Art Pact 119


It is a cold day and I lean out of the window with my cigarette, blowing thin smoky breaths into the courtyard where they are whipped away by the winds blowing down from the mountains. I would prefer to smoke inside, of course, but my landlord's nose is so exquisitely sensitive to tobacco that he can tell at a remove of weeks if I have been smoking in the bath, say, or in the cubby-hole formed by the stairs to the building's next floor, where I like to huddle with a book and press my back against the radiator.

"Herr Driscoll," he said the last time we met, his accent darkening the two Ls at the end of my name into a barely audible yawn, "there is too much ate stake when a man smokes. His sperm count reduces, as does the ease with which he"--he coughed, suddenly too prudish to say what he was going to say--"with which he completes his masculine duty. Arteries clog, the lungs become filled with a black ichor from the tar, the results are terrible."

He phrases all his monologues towards me in the form of the damage my behaviour will do to a man's body, wilfully ignoring the fact that I am no man. Besides, I know that all he is really interested is the effect my smoking will have on the leasability of his property. Once a flat has been properly smoked in it is never the same again, spoiled for non-smokers or those whose appetites run towards milder or differently-scented tobacco. It is a form of territory marking.

Below me, in the courtyard, the other stay-at-homes - three men, five women - are doing their laundry, arms bare to dunk into giant pots of water that seem to be boiling, so violent are the clouds of steam rising from them. It is just the humidity and the cold air, I know, but it seems more, as though I am perched on a cliffside overlooking a hot spring. When one of the other women looks up I wave at her, but she does not see me - or, I think less charitably, sees me but chooses not to respond.

I am not well liked in the building. Perhaps it is the landlord who has spread gossip about me, stirring up sentiment to try to force me out. It would be useful for him. He could raise the rent, get someone else in assigned to him by the state, someone who would not smoke in the cubbyhole under the stairs, who would not complain to the housing authority that he was intercepting post and making unwanted advances to the girl in the floor below. Perhaps he has told the others that it is me who is making little Alya's life difficult. It would certainly explain why Mrs. Preton, who lives across the hall from Alya, gave me such a dirty look this morning when we met on the stairs. Mrs. Preton's son underwent the change, she has so far been sympathetic towards me. Her scowl was surprising, and hurtful.

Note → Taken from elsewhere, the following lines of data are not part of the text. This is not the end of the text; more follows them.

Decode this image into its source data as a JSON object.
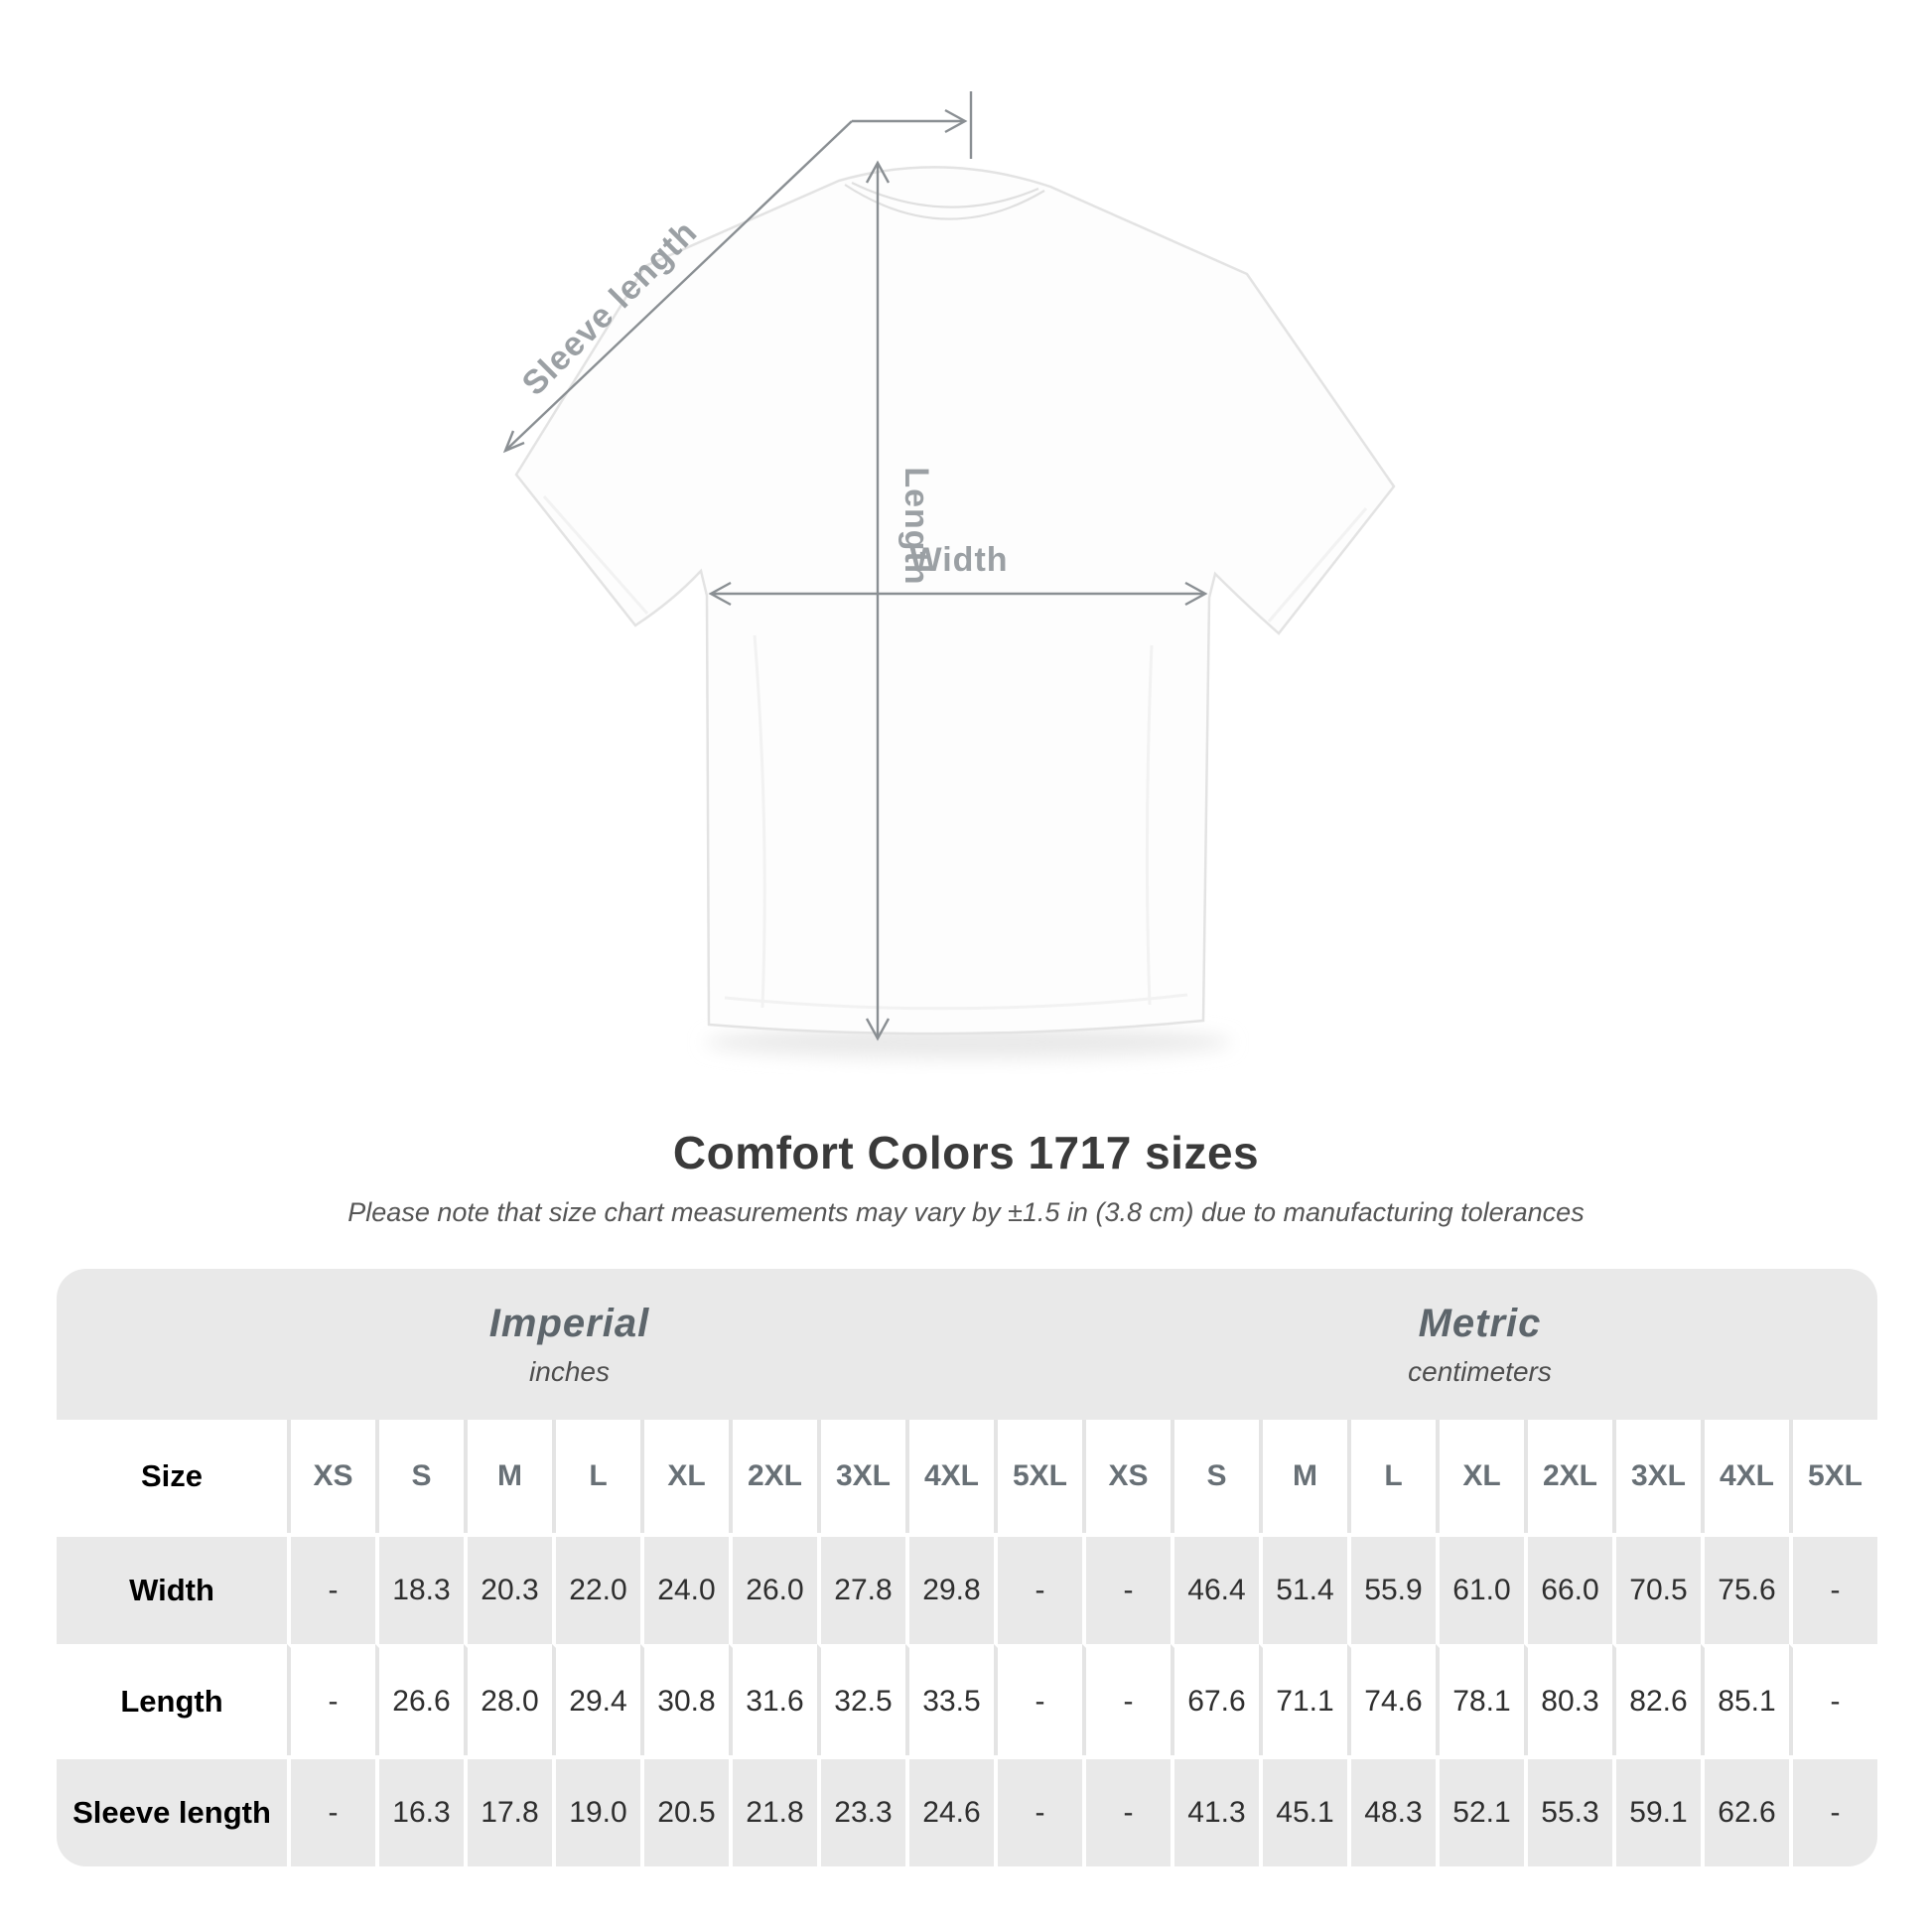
{
  "header": {
    "title": "Comfort Colors 1717 sizes",
    "subtitle": "Please note that size chart measurements may vary by ±1.5 in (3.8 cm) due to manufacturing tolerances"
  },
  "diagram": {
    "labels": {
      "sleeve": "Sleeve length",
      "length": "Length",
      "width": "Width"
    },
    "arrow_color": "#8a8f93",
    "label_color": "#9ba0a4"
  },
  "table": {
    "size_header_label": "Size",
    "sizes": [
      "XS",
      "S",
      "M",
      "L",
      "XL",
      "2XL",
      "3XL",
      "4XL",
      "5XL"
    ],
    "unit_groups": [
      {
        "label": "Imperial",
        "sublabel": "inches"
      },
      {
        "label": "Metric",
        "sublabel": "centimeters"
      }
    ],
    "rows": [
      {
        "label": "Width",
        "imperial": [
          "-",
          "18.3",
          "20.3",
          "22.0",
          "24.0",
          "26.0",
          "27.8",
          "29.8",
          "-"
        ],
        "metric": [
          "-",
          "46.4",
          "51.4",
          "55.9",
          "61.0",
          "66.0",
          "70.5",
          "75.6",
          "-"
        ]
      },
      {
        "label": "Length",
        "imperial": [
          "-",
          "26.6",
          "28.0",
          "29.4",
          "30.8",
          "31.6",
          "32.5",
          "33.5",
          "-"
        ],
        "metric": [
          "-",
          "67.6",
          "71.1",
          "74.6",
          "78.1",
          "80.3",
          "82.6",
          "85.1",
          "-"
        ]
      },
      {
        "label": "Sleeve length",
        "imperial": [
          "-",
          "16.3",
          "17.8",
          "19.0",
          "20.5",
          "21.8",
          "23.3",
          "24.6",
          "-"
        ],
        "metric": [
          "-",
          "41.3",
          "45.1",
          "48.3",
          "52.1",
          "55.3",
          "59.1",
          "62.6",
          "-"
        ]
      }
    ],
    "colors": {
      "band_bg": "#e9e9e9",
      "gray_row_bg": "#e9e9e9",
      "header_text": "#5d656b",
      "label_text": "#687076",
      "value_text": "#2e2e2e"
    }
  },
  "chart_data": {
    "type": "table",
    "title": "Comfort Colors 1717 sizes",
    "note": "Measurements may vary by ±1.5 in (3.8 cm) due to manufacturing tolerances",
    "unit_groups": [
      "Imperial (inches)",
      "Metric (centimeters)"
    ],
    "sizes": [
      "XS",
      "S",
      "M",
      "L",
      "XL",
      "2XL",
      "3XL",
      "4XL",
      "5XL"
    ],
    "rows": [
      {
        "measurement": "Width",
        "imperial_in": [
          null,
          18.3,
          20.3,
          22.0,
          24.0,
          26.0,
          27.8,
          29.8,
          null
        ],
        "metric_cm": [
          null,
          46.4,
          51.4,
          55.9,
          61.0,
          66.0,
          70.5,
          75.6,
          null
        ]
      },
      {
        "measurement": "Length",
        "imperial_in": [
          null,
          26.6,
          28.0,
          29.4,
          30.8,
          31.6,
          32.5,
          33.5,
          null
        ],
        "metric_cm": [
          null,
          67.6,
          71.1,
          74.6,
          78.1,
          80.3,
          82.6,
          85.1,
          null
        ]
      },
      {
        "measurement": "Sleeve length",
        "imperial_in": [
          null,
          16.3,
          17.8,
          19.0,
          20.5,
          21.8,
          23.3,
          24.6,
          null
        ],
        "metric_cm": [
          null,
          41.3,
          45.1,
          48.3,
          52.1,
          55.3,
          59.1,
          62.6,
          null
        ]
      }
    ]
  }
}
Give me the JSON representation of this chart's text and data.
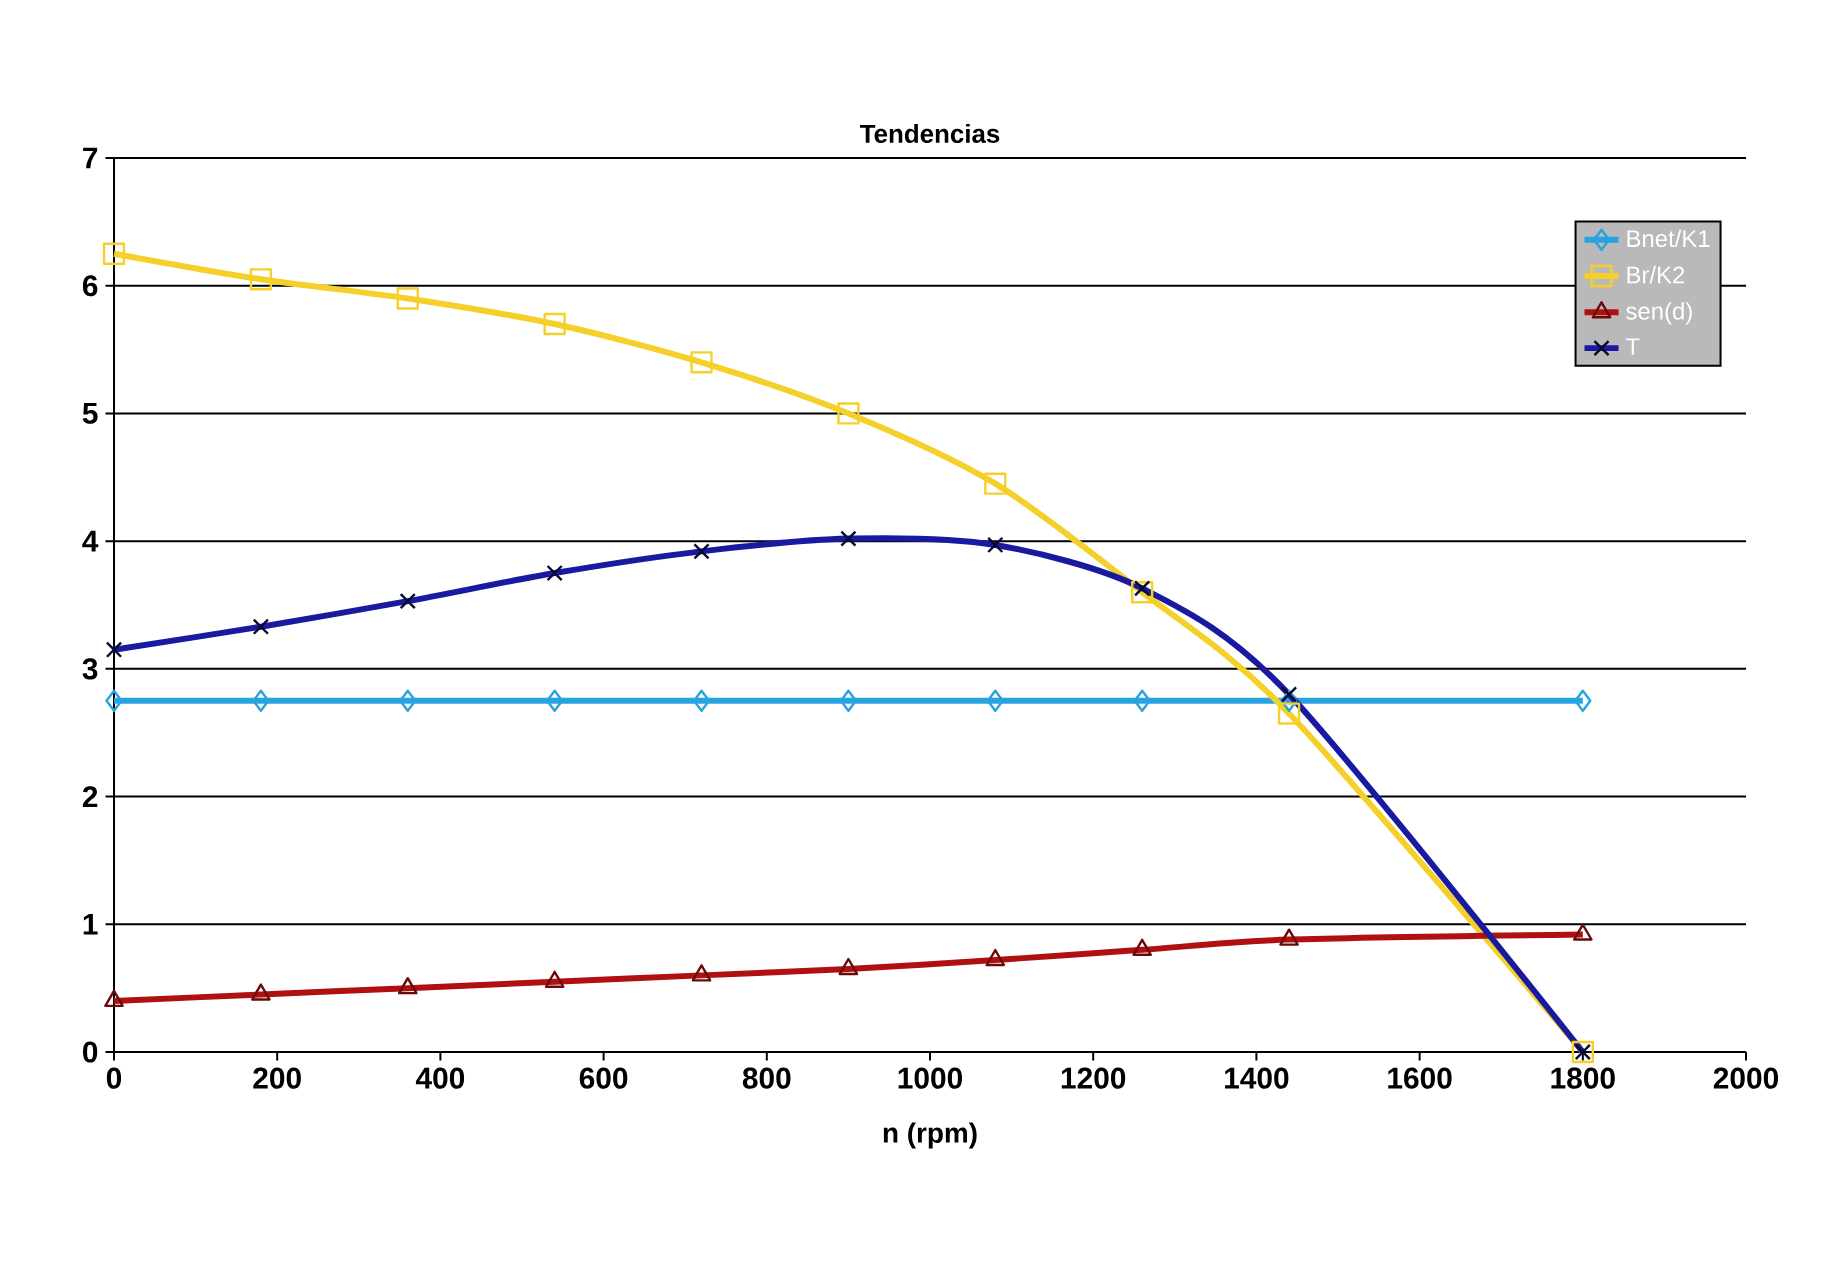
{
  "chart_data": {
    "type": "line",
    "title": "Tendencias",
    "xlabel": "n (rpm)",
    "x": [
      0,
      180,
      360,
      540,
      720,
      900,
      1080,
      1260,
      1440,
      1800
    ],
    "xlim": [
      0,
      2000
    ],
    "xticks": [
      0,
      200,
      400,
      600,
      800,
      1000,
      1200,
      1400,
      1600,
      1800,
      2000
    ],
    "ylim": [
      0,
      7
    ],
    "yticks": [
      0,
      1,
      2,
      3,
      4,
      5,
      6,
      7
    ],
    "grid": "y",
    "legend": "top right",
    "series": [
      {
        "name": "Bnet/K1",
        "color": "#29a3e0",
        "marker": "diamond",
        "values": [
          2.75,
          2.75,
          2.75,
          2.75,
          2.75,
          2.75,
          2.75,
          2.75,
          2.75,
          2.75
        ]
      },
      {
        "name": "Br/K2",
        "color": "#f5d02a",
        "marker": "square",
        "values": [
          6.25,
          6.05,
          5.9,
          5.7,
          5.4,
          5.0,
          4.45,
          3.6,
          2.65,
          0
        ]
      },
      {
        "name": "sen(d)",
        "color": "#b01010",
        "marker": "triangle",
        "values": [
          0.4,
          0.45,
          0.5,
          0.55,
          0.6,
          0.65,
          0.72,
          0.8,
          0.88,
          0.92
        ]
      },
      {
        "name": "T",
        "color": "#1a1aa0",
        "marker": "cross",
        "values": [
          3.15,
          3.33,
          3.53,
          3.75,
          3.92,
          4.02,
          3.97,
          3.63,
          2.8,
          0
        ]
      }
    ]
  }
}
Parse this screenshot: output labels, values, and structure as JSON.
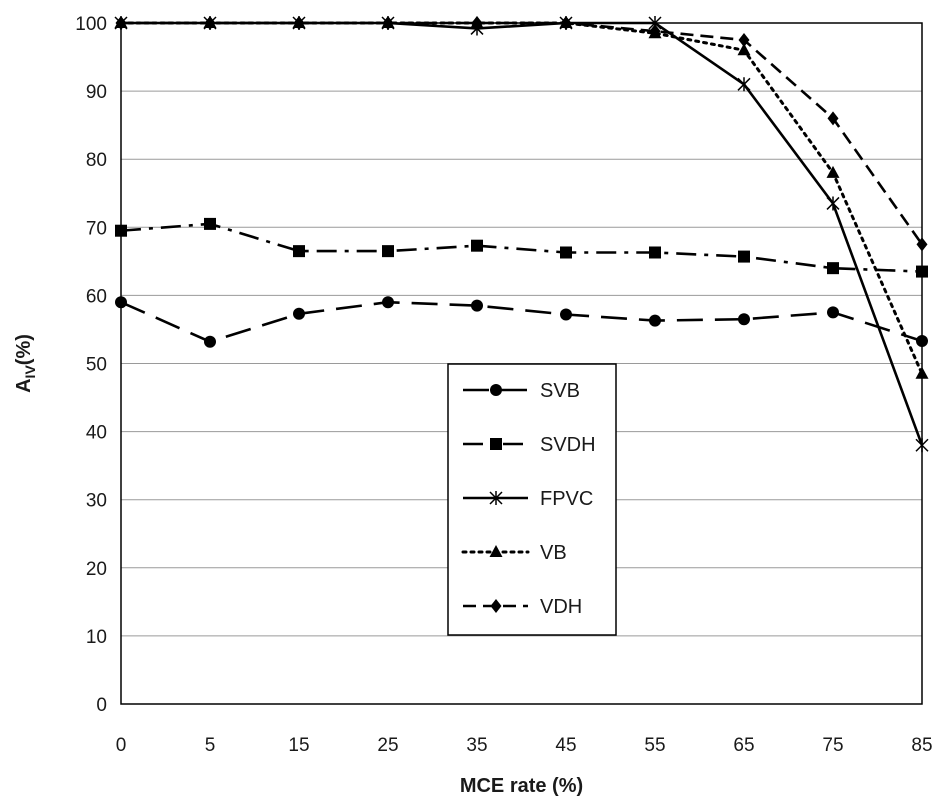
{
  "chart_data": {
    "type": "line",
    "title": "",
    "xlabel": "MCE rate (%)",
    "ylabel": "A",
    "ylabel_sub": "IV",
    "ylabel_suffix": "(%)",
    "x": [
      "0",
      "5",
      "15",
      "25",
      "35",
      "45",
      "55",
      "65",
      "75",
      "85"
    ],
    "ylim": [
      0,
      100
    ],
    "yticks": [
      "0",
      "10",
      "20",
      "30",
      "40",
      "50",
      "60",
      "70",
      "80",
      "90",
      "100"
    ],
    "grid": "horizontal",
    "legend_position": "center-bottom",
    "series": [
      {
        "name": "SVB",
        "marker": "circle",
        "dash": "long-dash",
        "values": [
          59,
          53.2,
          57.3,
          59,
          58.5,
          57.2,
          56.3,
          56.5,
          57.5,
          53.3
        ]
      },
      {
        "name": "SVDH",
        "marker": "square",
        "dash": "dash-dot",
        "values": [
          69.5,
          70.5,
          66.5,
          66.5,
          67.3,
          66.3,
          66.3,
          65.7,
          64,
          63.5
        ]
      },
      {
        "name": "FPVC",
        "marker": "asterisk",
        "dash": "solid",
        "values": [
          100,
          100,
          100,
          100,
          99.2,
          100,
          100,
          91,
          73.5,
          38
        ]
      },
      {
        "name": "VB",
        "marker": "triangle",
        "dash": "dotted",
        "values": [
          100,
          100,
          100,
          100,
          100,
          100,
          98.5,
          96,
          78,
          48.5
        ]
      },
      {
        "name": "VDH",
        "marker": "diamond",
        "dash": "dashed",
        "values": [
          100,
          100,
          100,
          100,
          100,
          100,
          98.8,
          97.5,
          86,
          67.5
        ]
      }
    ],
    "colors": {
      "line": "#000000",
      "grid": "#9a9a9a"
    }
  }
}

Remembering that makes me feel unwanted again, and the cold air of the courtyard is suddenly bitter. Suddenly careless of what anyone thinks of me I flick my cigarette end out into space and without waiting to see into whose laundry it falls I close the windows and pull the blinds. Scooping up my book from the kitchen counter I scurry through the flat to the cubby hole and sit down to read. Because life is never so easy, I discover that the light from the little overhead stick-on bulb is too dim for me to read by, and grumbling I lift myself up again to go back for fresh batteries. That half-stand half-pushup motion is the trigger: as I am just about upright, my right knee folds backwards with a pop, sending me tumbling forwards. I catch myself on the wall and hold there for a minute while my heart slows, then look down.

The leg has bent backwards into the local form, so that when I experimentally try to bend it my right foot comes up in front of me rather than behind. My left leg is still human. When I stand upright I can see that my left kneecap is normal but the right one has migrated to the side of my leg. There is no pain, but the sight of it is disturbing. I feel queasy. I close my eyes and try not to concentrate on the odd tingling in my muscles.

The change in the joint must, like all the other changes, have been happening for months now. I take deep breaths, deeper breaths, but the rising tide of nausea begins to carry my lunch up into my throat. I want to hop to the bathroom so that I won't have to step on my wrong foot, but as I take the first jump the weight in my left leg seems too much and I am suddenly terrified that the impact might cause it too to transform. Fortunately it does not, but I do not wish to risk trying again. I limp quickly to the toilet, treading lightly on the new leg, and vomit into it from a standing position because I do not want to kneel down.

When the last of the food is gone and the heaving has stopped, a rush of endorphins flood over me. At least some part of my body is still doing its job. I use the relaxing sensation to act, undoing my belt and fly and letting my trousers drop around my ankles. The entire right knee is a rich mottled green-grey, along with about a foot or so of leg either side.

I kick my left foot out of the trousers, then gently test the alien joint. It folds smoothly, just like a human knee but back-to-front, and its range is limited - I cannot make it close to more than forty-five degrees. But it is strong, and pain-free, and unlike my right knee does not crackle when I put weight into it and then release.

I fumble in my pocket for a cigarette, which I light. I blow the smoke directly into the wall so that it will stick to the wallpaper as much as possible. Nuts to Mr. Driscoll, I think to myself.